Q&A: Yemenite Children
Yemenite Children
Question
What is your opinion on the Yemenite Children affair? On the one hand, there are many stories and testimonies about children who “disappeared,” and that raises a real question. On the other hand, it seems impossible that for all these years such a “huge conspiracy” could have been hidden and that they still haven’t found even a single crack in it that would provide better evidence than similar stories (which may perhaps be coordinated or influenced by one another). When I say a crack, I mean, for example, parents who in a moment of candor told their son that he was Yemenite, or someone from the kidnapping operation who admitted that this is what was done, or matching tissue samples, etc.
Answer
You described the dilemma well. I have nothing to add.
Discussion on Answer
I can say that my father’s aunt was kidnapped at a young age, and her parents were told that she had passed away, and then after a few years they discovered that she was alive in the United States. So yes, it exists, and what you are writing here is old racism that I thought had disappeared from the world.
No one said that Holocaust survivors kidnapped her, Heaven forbid. I also don’t think they would do such a thing after everything they went through. Some unofficial arm of the state did it. And the parents did not necessarily know that they were kidnapped!
This is a blood libel.
It never happened; it was entirely fabricated.

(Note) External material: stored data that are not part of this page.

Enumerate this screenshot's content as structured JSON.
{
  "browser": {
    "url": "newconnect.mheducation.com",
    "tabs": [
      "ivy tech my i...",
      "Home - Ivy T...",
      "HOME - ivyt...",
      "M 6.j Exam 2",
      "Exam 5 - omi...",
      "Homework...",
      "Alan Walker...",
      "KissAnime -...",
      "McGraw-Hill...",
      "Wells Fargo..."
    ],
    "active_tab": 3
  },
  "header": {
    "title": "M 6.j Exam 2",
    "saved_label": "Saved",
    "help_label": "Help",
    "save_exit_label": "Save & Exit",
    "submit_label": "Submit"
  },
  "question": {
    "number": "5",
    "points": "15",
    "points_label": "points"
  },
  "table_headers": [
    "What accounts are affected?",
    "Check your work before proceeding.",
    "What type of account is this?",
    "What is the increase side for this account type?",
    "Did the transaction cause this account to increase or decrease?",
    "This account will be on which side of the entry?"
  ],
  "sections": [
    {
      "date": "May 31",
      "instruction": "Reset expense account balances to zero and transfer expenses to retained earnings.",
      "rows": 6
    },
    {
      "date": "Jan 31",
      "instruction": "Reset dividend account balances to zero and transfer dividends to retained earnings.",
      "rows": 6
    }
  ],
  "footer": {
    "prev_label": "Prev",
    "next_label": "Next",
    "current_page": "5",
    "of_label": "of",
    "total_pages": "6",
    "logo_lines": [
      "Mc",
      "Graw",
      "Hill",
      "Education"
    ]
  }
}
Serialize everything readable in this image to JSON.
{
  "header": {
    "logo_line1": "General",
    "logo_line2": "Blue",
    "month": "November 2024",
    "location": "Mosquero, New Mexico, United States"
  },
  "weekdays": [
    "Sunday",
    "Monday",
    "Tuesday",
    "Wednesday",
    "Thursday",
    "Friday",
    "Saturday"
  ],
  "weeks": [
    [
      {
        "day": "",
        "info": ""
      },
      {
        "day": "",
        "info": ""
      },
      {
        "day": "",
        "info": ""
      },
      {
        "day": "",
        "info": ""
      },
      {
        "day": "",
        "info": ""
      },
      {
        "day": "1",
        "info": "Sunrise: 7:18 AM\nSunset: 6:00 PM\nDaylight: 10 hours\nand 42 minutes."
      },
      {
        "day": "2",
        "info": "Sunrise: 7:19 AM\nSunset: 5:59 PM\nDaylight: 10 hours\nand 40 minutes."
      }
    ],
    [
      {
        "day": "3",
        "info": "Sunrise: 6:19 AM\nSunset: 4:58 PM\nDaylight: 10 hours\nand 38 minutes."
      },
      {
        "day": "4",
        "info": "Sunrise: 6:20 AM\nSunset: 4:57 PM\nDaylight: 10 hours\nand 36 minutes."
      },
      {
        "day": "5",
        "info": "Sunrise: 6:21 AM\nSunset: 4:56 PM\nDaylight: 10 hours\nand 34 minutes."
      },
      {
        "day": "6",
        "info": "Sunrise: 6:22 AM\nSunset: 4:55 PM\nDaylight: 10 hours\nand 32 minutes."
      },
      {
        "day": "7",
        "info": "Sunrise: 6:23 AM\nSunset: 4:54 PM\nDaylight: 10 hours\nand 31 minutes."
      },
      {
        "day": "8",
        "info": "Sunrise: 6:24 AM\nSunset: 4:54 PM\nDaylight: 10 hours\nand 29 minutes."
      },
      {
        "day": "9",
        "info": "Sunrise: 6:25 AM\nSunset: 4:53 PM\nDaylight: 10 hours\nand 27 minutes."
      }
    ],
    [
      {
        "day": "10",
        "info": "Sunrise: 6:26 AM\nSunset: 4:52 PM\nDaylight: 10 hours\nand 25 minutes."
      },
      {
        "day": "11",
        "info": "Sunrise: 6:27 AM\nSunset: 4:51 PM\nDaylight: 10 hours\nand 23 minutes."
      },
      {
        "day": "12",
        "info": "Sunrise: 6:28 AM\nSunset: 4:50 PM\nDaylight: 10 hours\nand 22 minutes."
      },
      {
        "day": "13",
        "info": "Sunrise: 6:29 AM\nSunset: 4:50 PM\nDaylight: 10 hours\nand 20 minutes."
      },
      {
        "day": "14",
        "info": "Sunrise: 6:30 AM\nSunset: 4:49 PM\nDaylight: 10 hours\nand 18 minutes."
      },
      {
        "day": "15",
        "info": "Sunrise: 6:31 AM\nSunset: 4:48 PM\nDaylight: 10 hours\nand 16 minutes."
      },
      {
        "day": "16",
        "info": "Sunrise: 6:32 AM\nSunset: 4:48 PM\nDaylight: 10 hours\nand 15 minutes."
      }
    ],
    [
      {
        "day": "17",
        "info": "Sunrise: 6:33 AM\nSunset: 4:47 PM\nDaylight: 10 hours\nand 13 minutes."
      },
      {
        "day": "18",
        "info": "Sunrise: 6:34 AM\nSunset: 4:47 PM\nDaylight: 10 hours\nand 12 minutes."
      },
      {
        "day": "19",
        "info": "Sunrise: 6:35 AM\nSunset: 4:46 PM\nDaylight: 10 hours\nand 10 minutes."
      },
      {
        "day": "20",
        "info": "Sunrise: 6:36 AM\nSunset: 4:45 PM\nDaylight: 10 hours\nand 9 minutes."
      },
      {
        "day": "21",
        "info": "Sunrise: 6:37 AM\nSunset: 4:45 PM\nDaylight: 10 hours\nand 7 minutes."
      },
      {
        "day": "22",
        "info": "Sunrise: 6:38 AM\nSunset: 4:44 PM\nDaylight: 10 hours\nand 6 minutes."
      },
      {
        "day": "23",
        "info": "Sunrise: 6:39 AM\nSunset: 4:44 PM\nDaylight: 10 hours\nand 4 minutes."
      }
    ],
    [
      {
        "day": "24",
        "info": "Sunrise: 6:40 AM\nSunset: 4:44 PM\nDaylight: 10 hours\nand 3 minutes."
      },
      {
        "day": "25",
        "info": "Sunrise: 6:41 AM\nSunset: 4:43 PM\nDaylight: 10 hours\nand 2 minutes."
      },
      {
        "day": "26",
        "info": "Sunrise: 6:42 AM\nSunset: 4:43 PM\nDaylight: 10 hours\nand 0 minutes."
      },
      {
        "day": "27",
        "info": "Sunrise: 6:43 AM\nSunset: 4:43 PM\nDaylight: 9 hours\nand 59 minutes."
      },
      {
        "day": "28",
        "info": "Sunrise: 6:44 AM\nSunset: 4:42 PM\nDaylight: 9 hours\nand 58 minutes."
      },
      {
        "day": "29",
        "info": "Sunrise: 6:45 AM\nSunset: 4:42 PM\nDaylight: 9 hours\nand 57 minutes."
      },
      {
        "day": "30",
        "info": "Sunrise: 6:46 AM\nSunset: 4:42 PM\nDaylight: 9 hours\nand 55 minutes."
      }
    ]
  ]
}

Not every Ukrainian child who died or disappeared or ran away from his parents means that Jews murdered him and kneaded his blood into matzah.
Not every Yemenite child who died—and in numbers even smaller than his siblings who died in Yemen before immigration (in 1993 too, about a third of the children in Yemen died…)
means that Ashkenazim, Holocaust survivors, kidnapped him.
I knew many Ashkenazi Holocaust survivors who died childless, without Yemenite children around them (I lived across from the old-age home).